In Shop on TV's defence (this is more of a general reply to the thread than you specifically) re: prices
1) They're paying to be on ITV, which isn't cheap. Given the substantially larger viewer base, potentially more lucrative (we know from tidbits shared in the past that IW (mk2) could sometimes make more sales in an ITV show than the entire day on the main channel) but they have costs to recoup. Obviously their business plan shows that's possible - and hopefully sooner rather than later - but…
2) Shop On TV is effectively a startup, and aren't (as far as I'm aware) tied to an existing shopping TV channel with years and years of "clout/brand recognition" behind them to help in negotiating sales or provide them with existing stock; they don't have a warehouse (which potentially means lower costs, but passes some of the burden on to the product makers, which increases their costs, hence higher on-air prices), and can't currently afford to bring things to air that make them next to nothing.

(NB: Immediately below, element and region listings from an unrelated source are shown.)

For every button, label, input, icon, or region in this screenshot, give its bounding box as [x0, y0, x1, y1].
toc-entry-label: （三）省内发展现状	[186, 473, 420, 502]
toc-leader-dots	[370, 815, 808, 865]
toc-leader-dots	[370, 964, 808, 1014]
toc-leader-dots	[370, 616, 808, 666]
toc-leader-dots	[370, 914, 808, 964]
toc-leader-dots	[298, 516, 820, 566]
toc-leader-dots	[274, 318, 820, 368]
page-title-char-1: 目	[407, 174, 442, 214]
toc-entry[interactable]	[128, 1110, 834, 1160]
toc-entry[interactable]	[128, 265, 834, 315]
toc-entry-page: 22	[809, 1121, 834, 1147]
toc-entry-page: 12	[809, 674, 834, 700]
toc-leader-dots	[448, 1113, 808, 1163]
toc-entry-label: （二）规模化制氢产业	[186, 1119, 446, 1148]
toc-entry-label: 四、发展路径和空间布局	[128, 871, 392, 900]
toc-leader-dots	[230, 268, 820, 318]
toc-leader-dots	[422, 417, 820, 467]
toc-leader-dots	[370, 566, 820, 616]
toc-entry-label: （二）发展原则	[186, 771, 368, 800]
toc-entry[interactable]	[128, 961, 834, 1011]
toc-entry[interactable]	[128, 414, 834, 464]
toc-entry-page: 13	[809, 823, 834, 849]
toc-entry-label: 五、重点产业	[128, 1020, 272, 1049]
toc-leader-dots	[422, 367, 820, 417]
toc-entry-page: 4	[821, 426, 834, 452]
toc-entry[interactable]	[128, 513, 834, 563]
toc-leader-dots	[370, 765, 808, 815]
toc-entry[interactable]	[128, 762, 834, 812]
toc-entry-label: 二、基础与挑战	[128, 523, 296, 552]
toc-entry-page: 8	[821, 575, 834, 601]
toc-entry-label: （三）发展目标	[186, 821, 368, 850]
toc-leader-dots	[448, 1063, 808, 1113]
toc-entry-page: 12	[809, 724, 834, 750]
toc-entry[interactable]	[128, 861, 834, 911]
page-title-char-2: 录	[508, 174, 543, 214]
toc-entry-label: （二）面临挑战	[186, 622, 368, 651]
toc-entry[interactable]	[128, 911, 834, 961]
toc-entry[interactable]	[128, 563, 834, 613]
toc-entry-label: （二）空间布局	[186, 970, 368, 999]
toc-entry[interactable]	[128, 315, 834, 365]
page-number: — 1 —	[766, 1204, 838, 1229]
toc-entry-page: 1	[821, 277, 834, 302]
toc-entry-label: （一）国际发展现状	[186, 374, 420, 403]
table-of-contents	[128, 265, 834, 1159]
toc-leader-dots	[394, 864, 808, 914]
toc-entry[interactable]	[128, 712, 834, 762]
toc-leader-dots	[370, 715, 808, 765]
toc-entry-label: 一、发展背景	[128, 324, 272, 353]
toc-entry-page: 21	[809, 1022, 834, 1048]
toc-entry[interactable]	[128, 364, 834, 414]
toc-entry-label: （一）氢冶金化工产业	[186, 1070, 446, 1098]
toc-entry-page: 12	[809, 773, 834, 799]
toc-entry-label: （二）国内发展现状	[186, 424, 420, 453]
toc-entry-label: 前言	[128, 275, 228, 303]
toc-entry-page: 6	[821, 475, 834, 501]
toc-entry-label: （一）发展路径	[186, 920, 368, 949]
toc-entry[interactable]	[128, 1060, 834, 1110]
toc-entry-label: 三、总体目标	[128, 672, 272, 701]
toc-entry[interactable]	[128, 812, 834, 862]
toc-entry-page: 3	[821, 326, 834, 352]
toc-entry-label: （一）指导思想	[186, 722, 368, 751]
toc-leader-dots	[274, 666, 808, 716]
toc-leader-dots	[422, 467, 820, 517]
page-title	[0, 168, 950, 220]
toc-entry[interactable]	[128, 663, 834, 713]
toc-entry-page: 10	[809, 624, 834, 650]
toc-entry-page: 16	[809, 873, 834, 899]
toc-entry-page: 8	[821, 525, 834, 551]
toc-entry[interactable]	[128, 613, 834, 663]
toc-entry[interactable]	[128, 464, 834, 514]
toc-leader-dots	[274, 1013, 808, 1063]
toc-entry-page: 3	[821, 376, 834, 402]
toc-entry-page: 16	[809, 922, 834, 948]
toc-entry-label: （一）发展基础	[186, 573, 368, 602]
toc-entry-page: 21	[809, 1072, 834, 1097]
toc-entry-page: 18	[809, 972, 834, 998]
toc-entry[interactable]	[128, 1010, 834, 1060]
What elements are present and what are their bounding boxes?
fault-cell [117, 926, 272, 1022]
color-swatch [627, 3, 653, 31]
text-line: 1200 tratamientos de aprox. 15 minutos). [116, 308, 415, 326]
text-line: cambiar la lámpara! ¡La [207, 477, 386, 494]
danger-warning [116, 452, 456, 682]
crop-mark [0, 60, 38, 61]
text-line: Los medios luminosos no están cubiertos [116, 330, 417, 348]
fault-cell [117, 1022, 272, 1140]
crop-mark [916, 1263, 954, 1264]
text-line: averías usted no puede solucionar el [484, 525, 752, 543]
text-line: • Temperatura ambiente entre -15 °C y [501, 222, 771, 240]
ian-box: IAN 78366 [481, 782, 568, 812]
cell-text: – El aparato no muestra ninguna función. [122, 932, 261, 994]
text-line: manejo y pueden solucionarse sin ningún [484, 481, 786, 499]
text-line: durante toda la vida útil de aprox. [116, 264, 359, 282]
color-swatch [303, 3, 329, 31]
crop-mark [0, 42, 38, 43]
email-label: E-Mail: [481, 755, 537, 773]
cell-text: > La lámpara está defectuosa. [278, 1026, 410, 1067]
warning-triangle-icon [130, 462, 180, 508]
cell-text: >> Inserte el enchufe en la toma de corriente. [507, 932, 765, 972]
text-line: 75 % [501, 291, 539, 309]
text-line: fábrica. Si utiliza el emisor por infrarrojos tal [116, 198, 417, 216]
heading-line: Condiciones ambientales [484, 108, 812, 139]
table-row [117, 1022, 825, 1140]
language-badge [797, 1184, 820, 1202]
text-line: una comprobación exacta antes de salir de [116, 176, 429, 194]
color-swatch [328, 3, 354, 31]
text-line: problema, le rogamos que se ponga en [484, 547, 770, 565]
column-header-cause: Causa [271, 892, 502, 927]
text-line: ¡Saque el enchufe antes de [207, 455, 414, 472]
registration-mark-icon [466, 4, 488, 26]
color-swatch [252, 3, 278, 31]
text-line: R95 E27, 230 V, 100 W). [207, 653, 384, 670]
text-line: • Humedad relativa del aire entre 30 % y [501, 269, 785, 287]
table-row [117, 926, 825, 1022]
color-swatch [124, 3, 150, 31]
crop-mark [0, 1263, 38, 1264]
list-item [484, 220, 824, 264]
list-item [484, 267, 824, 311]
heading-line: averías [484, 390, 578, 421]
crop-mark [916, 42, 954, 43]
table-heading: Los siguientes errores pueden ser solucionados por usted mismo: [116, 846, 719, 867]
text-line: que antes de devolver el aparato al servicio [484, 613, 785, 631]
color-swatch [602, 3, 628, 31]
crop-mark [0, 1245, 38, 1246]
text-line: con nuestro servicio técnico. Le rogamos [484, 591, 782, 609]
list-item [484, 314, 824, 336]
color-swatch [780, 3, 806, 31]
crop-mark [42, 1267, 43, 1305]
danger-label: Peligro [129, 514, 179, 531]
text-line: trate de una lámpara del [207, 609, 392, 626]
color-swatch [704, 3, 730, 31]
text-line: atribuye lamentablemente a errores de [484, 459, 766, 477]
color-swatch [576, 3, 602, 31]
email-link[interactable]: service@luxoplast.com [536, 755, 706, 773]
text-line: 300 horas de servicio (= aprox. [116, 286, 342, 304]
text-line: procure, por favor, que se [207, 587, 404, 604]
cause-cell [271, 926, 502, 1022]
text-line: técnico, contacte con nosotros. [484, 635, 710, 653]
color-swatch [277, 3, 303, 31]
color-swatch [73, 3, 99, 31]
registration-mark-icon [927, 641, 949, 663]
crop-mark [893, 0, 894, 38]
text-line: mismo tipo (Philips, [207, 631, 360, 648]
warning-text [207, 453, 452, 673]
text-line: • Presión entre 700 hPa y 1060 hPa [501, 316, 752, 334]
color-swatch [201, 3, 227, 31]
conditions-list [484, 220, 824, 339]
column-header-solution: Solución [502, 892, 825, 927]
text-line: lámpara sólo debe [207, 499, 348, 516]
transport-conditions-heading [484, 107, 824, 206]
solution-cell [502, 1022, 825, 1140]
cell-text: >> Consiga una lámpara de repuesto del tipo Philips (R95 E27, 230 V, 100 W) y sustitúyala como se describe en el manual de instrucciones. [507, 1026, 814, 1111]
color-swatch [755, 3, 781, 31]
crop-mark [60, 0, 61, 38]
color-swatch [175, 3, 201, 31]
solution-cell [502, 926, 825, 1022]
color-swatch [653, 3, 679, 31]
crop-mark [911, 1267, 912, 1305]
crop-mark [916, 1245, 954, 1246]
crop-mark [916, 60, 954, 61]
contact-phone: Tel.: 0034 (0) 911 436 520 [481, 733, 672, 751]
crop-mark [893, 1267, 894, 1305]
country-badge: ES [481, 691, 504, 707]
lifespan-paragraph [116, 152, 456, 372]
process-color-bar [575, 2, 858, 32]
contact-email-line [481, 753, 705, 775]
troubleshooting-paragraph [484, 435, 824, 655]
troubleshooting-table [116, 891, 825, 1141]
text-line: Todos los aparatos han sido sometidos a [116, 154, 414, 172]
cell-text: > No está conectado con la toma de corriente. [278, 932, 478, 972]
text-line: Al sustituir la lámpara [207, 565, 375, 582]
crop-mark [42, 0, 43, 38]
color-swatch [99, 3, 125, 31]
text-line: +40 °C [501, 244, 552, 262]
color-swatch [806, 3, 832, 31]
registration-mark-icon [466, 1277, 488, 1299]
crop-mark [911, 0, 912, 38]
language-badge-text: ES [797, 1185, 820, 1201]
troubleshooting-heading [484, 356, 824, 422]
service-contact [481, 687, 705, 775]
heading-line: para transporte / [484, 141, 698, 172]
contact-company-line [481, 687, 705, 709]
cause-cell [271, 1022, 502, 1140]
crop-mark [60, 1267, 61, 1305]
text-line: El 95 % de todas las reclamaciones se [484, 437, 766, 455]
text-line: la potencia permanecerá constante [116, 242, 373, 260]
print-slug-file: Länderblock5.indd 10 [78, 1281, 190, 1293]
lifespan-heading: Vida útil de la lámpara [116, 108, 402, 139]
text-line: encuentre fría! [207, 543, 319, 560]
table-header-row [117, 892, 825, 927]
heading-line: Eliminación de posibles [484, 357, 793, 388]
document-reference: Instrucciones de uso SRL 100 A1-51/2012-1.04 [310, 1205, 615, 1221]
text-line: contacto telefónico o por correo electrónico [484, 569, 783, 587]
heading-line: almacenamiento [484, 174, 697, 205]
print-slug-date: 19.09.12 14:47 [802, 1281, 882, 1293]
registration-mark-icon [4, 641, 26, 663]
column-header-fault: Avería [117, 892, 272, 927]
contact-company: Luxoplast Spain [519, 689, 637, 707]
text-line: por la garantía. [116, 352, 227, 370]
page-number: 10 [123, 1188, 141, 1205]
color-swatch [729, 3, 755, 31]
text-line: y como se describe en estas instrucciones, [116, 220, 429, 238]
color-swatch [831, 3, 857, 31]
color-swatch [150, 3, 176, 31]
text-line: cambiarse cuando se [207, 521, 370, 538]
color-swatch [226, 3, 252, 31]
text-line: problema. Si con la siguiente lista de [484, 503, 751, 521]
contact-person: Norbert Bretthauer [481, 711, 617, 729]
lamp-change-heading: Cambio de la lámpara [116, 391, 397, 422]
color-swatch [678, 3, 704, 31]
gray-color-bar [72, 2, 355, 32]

3) In addition to paying for an ITV contract they've had to pay to rent a studio, build a set, buy equipment, hire presenters and guest presents (cheap as though a few of their choices likely are
), and production staff. Shop Extra and IW (mk3) were side-hustles by existing channels able to re-use equipment, staff, studio space, etc.
tl;dr: Shop on TV can't compete on prices with the multi-million pound, long-standing Shopping TV channels yet, same way a new independent grocer can't compete with TESCO (not a direct comparison). If Shop on TV does well that'll change.